Additionally, something Vishnu said to me during this time really put things in perspective. He said, “I love you more than anything in this world, so you have to believe me when I tell you that nothing I say or do is meant to hurt you. I know it can and will hurt you, but that’s never my intention.” This realization changed everything for me, including how I respond in different situations. Now (for the most part), I come at it from a “let me try to understand first” perspective versus a “oh hell nawwwww” one! When I changed how I responded to him, Vishnu changed too. It’s incredible!
It’s funny to me how ultimately everything comes down to communication. If you don’t talk about it, you’ll definitely shout about it! <- (I hope that made you giggle just a little!)
And before I let you get on with your Friday, remember this…perfection doesn’t exist. Everyone, and I mean everyone, has their shit. That’s life. Don’t let the internet or what people portray fool you.
With that, happy weekend!
This was beautiful Parita!! I feel the same way. Marriage goes through a real transition after kids and the perspective shift is soooo powerful! Xoxox
Thank you! It’s such a journey but when you’re with someone who also wants to do the work, it’s so worth it!
I love that you shared this! REB and I went through something very similar (and still going through some self-realizations of self-progress!) but I think the hardest part is being able to actually be up front and courageous enough to speak and communicate to your partner. It’s easier said than done and often times seems like common sense: like, duh, you should talk to your partner…but sometimes it’s not that simple. Sometimes our emotions are so strong and tangles that we don’t even know how to navigate or how to even *begin* to approach such an idea. No marriage is perfect but you can make it work for you! And we don’t have kids! So he and I are always reminding each other “It’s just us – let’s figure this out!”. It’s going to be a learning experience and ongoing forever, I know that, but I’m so glad we’re willing to do that together! <3 and I'm so thankful for you for having the courage to share something like this with all your readers!! You and V are so amazing together and your relationship will shape K for the better <3 xoxox you're doing amazing, Par. Never underestimate or downplay all you're doing and all the two of you are doing together for him 🙂 Happy weekend, love!
Thank you for sharing your experiences! When writing this, I did think about how I SHOULD see Vishnu’s intentions as pure, but when you’re in the moment, it’s so hard bc you’re feeling what you’re feeling. I love that we’re both with people who want to work just as hard at our relationships…makes it worth the ups and downs!
Love this post!
It’s hard to remember in the heat of the moment but was definitely a game changer for us! Arguments and less frequent as we approach our communication differently now and when we do argue, it’s diffused more quickly 🙂
Yes, exactly! When you really consider who your s/o is and what his/her intentions are, it changes everything.

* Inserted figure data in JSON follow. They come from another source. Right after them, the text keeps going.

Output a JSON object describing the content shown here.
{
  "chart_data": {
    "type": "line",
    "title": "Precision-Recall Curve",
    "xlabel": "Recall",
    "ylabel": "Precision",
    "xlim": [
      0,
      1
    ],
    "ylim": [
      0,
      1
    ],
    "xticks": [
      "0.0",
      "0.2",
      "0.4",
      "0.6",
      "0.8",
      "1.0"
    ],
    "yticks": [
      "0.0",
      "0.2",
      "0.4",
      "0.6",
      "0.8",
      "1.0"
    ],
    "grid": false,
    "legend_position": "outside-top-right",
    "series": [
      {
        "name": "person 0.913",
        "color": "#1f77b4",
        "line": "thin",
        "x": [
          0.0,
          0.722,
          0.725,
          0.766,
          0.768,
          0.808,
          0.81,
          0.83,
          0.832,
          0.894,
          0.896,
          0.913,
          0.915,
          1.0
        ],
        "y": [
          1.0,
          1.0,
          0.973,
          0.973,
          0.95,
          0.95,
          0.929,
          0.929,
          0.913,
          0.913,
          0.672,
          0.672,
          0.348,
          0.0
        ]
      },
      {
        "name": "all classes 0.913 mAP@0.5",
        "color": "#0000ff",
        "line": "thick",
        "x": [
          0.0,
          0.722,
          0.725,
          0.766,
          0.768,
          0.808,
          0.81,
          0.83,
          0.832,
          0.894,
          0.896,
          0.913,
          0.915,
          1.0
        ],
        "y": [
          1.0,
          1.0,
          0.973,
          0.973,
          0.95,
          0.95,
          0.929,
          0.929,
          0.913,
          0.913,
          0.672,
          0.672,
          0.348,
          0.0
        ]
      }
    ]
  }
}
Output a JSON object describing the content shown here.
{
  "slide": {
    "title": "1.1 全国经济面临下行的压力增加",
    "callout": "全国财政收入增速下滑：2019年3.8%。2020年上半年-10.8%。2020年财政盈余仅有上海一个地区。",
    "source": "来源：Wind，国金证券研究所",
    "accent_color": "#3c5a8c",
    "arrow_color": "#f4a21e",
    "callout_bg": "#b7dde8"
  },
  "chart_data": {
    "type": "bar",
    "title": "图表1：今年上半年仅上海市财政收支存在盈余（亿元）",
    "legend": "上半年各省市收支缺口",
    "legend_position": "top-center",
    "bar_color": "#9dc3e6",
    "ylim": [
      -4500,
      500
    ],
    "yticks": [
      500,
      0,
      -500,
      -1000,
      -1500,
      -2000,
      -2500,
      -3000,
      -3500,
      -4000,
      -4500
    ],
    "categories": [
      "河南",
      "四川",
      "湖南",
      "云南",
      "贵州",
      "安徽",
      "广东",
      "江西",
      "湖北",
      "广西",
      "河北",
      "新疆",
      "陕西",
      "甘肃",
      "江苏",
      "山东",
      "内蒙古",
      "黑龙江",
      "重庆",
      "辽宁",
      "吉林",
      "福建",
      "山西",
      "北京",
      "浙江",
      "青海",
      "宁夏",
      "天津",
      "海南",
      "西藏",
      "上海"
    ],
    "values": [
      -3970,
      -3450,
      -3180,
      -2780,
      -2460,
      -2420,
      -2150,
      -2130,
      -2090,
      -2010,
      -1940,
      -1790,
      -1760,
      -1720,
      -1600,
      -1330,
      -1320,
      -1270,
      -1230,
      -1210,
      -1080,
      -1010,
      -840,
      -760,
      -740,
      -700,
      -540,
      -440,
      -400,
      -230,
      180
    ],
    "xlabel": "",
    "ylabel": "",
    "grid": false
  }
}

I can’t tell you how much I relate to this right now. We just had this conversation yesterday. Makes me feel so weird to be saying all this a complete stranger but everything including the part where your husband asks you to believe him when he says he doesn’t mean to hurt you. Maybe it’s just postpartum and the changes that I’m going through but it’s been oh so very crazy and I’ve never felt this disconnected or distant.
I’m so glad this was relatable! And I know the feeling, trust me. You don’t feel like yourself or connected to the one person you want to be connected to. It’s hard but it does get better!